- Date: 2012
- Page count: 232 pages
- Publisher: Top Shelf Productions

Creative team
- Writers: Jeff Lemire
- Artist: Jeff Lemire

Original publication
- Published in: Top Shelf Productions
- Date of publication: August 2012
- Language: English

= The Underwater Welder =

2012 graphic novel ghost story by Jeff Lemire

The Underwater Welder is a graphic novel ghost story by Jeff Lemire, published in 2012 by Top Shelf Productions. The main character, Jack Joseph, is an offshore oil rig worker responsible for scuba-diving and repairing the rig. On shore, his wife is pregnant with their unborn son and Jack feels the pressure of impending fatherhood. On one dive, Jack encounters a supernatural presence at the bottom of the sea that puts him in contact with the ghost of his own father.
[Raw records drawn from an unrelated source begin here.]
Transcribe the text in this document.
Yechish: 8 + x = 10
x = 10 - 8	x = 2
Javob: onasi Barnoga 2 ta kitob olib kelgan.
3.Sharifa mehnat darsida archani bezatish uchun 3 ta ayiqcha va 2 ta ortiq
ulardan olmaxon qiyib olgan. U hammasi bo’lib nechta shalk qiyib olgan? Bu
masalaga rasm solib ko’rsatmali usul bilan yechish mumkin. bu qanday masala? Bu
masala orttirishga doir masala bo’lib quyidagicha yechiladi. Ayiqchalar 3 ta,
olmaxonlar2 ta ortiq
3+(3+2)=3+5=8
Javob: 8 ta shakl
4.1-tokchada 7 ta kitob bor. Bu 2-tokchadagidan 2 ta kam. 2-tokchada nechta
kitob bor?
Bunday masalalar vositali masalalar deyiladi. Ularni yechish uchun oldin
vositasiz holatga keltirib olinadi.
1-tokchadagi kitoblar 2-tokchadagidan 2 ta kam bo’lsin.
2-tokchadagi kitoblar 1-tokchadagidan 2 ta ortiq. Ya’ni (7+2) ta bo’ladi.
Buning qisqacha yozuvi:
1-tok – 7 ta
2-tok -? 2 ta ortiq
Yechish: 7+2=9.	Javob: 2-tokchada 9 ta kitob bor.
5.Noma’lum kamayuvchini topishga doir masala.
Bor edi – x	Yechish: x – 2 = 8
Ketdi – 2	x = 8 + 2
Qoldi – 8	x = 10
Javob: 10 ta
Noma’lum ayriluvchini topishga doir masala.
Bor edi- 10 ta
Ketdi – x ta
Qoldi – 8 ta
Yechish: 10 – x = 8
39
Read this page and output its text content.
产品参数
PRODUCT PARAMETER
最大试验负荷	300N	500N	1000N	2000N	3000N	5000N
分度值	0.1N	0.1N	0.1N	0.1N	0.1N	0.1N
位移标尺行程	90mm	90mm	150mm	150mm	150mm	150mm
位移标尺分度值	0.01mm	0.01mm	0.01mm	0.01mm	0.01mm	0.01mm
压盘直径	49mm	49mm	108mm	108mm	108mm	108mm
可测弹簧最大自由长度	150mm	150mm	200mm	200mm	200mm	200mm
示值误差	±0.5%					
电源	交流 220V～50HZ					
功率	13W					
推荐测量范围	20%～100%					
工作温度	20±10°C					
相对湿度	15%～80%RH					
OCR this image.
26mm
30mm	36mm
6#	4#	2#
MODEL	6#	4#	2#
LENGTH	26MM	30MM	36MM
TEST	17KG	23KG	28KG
The story explores themes dealing with the relationship between father and sons and memory and reality.

==Critical reception==

Various critical websites hailed The Underwater Welder as one of the best graphic novels of 2012. Comic Book Resources, The A.V. Club, and ComicsAlliance listed the graphic novel in their "Best of 2012" lists.

==Film adaptation==
In March 2017, Anonymous Content and Ryan Gosling announced that they will produce a film based on the graphic novel.